Geochemistry of Campanian–Maastrichtian brachiopods from the Rørdal-1 core (Denmark): Differential responses to environmental change and diagenesis

• 5 Ma long geochemical records for three brachiopod species
• Diagenetic trends for element/Ca ratios are species- and time-specific.
• Brachiopod signals agree in the Campanian and diverge in the Maastrichtian.
• Ecological stress is related to offsets in geochemical signatures.

Past marine environmental conditions can be reconstructed from geochemical signatures of both benthic and planktic organisms and particularly brachiopods have been extensively used for this purpose. However, it is seldom possible to investigate the links between environmental conditions and shell geochemistry in monospecific records over extended periods of time.
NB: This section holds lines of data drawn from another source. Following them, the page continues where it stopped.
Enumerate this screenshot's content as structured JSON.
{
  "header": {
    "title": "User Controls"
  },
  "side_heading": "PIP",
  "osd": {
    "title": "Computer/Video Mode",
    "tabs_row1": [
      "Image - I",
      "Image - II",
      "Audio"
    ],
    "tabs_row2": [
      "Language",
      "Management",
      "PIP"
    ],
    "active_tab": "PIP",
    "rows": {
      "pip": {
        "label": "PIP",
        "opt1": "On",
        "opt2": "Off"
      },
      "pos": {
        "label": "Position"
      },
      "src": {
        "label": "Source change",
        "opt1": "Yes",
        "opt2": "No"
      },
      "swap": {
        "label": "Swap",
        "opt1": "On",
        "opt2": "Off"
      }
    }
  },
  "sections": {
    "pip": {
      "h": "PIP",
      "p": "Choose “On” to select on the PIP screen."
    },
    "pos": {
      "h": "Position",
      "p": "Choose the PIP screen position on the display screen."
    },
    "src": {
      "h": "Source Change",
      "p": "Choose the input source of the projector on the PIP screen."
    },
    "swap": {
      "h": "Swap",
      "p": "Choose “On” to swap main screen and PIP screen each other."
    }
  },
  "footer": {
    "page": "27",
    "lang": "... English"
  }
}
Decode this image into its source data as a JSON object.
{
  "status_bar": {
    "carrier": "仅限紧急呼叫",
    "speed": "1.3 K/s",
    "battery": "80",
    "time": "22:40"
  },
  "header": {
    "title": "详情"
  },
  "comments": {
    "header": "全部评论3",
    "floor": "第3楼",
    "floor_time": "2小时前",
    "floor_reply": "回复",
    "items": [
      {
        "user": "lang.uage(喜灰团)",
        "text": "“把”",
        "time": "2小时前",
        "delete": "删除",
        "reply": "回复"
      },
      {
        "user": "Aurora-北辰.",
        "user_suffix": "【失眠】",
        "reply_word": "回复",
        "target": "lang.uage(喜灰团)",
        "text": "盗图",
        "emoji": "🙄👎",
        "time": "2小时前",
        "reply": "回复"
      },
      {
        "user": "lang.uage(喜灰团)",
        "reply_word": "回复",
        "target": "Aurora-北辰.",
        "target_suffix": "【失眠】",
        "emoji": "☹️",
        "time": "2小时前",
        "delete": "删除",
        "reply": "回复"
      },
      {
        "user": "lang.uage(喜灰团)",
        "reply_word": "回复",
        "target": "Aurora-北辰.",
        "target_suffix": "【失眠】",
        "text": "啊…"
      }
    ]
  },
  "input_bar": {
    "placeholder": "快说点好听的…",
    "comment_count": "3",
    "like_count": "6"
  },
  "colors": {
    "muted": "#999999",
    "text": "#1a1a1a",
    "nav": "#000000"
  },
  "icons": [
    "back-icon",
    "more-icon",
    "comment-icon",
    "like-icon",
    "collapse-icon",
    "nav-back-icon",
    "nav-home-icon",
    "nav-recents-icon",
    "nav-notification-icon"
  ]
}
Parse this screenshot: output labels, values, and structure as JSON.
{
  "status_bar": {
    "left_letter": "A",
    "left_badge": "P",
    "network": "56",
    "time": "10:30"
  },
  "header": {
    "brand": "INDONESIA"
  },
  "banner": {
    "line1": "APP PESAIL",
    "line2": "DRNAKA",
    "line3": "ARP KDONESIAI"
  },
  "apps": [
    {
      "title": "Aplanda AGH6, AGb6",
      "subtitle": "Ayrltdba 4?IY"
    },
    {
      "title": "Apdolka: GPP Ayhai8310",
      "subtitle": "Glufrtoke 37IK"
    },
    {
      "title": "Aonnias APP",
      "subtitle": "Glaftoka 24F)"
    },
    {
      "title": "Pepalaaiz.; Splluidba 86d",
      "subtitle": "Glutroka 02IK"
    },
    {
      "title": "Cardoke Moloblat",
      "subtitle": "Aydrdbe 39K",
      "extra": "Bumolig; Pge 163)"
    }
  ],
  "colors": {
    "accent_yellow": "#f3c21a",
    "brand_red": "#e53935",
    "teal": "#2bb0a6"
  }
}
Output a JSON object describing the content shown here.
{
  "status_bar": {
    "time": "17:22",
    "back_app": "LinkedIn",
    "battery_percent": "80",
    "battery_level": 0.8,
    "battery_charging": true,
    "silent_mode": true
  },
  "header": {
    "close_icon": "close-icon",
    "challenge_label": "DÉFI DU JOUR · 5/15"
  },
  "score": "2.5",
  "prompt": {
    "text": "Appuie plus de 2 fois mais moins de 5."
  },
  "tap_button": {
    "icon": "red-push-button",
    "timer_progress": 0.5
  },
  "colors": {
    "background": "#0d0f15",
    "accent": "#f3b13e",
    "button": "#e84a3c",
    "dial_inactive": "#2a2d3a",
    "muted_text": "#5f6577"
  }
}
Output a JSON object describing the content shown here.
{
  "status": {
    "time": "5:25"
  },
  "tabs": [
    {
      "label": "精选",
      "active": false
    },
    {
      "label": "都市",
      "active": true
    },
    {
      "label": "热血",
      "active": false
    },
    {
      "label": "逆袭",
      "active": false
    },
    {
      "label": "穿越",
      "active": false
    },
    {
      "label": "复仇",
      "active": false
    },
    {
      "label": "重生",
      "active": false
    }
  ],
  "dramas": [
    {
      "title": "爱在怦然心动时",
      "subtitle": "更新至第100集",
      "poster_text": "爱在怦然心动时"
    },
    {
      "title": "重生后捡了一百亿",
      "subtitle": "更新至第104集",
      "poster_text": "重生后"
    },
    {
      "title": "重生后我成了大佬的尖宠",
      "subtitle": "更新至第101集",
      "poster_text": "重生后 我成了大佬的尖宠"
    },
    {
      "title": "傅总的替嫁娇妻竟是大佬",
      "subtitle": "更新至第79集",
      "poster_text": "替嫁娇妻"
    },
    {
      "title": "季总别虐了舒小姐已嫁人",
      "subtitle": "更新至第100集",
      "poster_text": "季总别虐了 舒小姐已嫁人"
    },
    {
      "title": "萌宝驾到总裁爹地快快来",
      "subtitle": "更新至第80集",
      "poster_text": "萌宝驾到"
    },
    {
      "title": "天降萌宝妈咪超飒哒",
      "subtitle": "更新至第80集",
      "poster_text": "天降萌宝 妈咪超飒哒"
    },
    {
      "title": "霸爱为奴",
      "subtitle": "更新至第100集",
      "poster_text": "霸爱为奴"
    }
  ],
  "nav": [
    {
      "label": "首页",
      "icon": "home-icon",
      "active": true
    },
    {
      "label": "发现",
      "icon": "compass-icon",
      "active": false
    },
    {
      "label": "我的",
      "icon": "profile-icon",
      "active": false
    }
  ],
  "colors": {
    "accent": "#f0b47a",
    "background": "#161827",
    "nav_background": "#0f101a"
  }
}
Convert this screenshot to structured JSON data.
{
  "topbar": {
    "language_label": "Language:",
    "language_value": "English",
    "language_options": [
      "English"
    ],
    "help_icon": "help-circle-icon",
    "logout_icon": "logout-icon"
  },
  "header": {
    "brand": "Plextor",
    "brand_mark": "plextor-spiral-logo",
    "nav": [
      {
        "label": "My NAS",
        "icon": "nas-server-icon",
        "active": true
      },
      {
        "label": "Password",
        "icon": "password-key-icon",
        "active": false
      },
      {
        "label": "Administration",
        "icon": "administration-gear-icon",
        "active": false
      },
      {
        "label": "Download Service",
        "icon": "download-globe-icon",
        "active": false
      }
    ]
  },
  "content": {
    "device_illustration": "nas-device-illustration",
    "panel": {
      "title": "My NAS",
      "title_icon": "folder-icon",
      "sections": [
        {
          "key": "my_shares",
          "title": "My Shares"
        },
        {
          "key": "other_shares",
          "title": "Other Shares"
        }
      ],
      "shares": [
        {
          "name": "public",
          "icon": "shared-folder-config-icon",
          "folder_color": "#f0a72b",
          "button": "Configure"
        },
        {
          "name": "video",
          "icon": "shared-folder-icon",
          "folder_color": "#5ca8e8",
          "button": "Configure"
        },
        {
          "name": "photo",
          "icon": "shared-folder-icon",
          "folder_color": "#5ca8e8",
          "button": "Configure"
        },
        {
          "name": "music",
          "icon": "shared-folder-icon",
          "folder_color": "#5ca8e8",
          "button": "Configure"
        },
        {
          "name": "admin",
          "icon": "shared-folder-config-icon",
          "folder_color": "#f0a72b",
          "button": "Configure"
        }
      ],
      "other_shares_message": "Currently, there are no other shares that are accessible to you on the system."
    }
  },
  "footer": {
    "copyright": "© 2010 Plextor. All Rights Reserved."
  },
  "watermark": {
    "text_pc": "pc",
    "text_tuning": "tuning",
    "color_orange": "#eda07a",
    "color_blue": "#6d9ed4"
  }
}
Here, we present geochemical data from the ~ 100 m thick, brachiopod-rich upper Campanian – upper Maastrichtian chalk (~ 73.8–68.6 Ma) of the Rørdal-1 drill core (northern Denmark). Two species that lived attached to small substrate (Argyrotheca bronnii Roemer and Gisilina jasmundi Steinich) and one secondarily free-living species (Magas chitoniformis Schlotheim) have been studied for element concentrations as well as C and O isotope signatures. Each species has a unique chemical signature, with M. chitoniformis showing lowest Mg and Mn concentrations, A. bronnii the highest Mn concentrations and G. jasmundi the highest Sr concentrations. All three species display decreasing Mg/Ca ratios throughout the studied interval and distinct Mn enrichments in the Campanian–Maastrichtian boundary (CMB) interval.In the Campanian part of the succession, the three species are slightly enriched in 13C (median Δ13C values of + 0.0 to + 0.5‰) and 18O (median Δ18O values of + 0.3 to + 0.6‰) with respect to coeval chalk. In the course of the Maastrichtian, the two attached species acquire progressively lighter isotopic compositions with A. bronnii reaching δ13C and δ18O values > 1.0‰ lower than coeval chalk. The secondarily free-living species M. chitoniformis, on the other hand, becomes isotopically heavier and reaches δ13C and δ18O enrichments of ~ 1.0‰ at the top of the core.The observed differences between the species illustrate species-specific signatures of biomineralisation, diagenesis and response to environmental change. This geochemical complexity illustrates that a comprehensive geochemistry-based picture of the Late Cretaceous Chalk Sea can only be painted using detailed multi-species and multi-proxy datasets.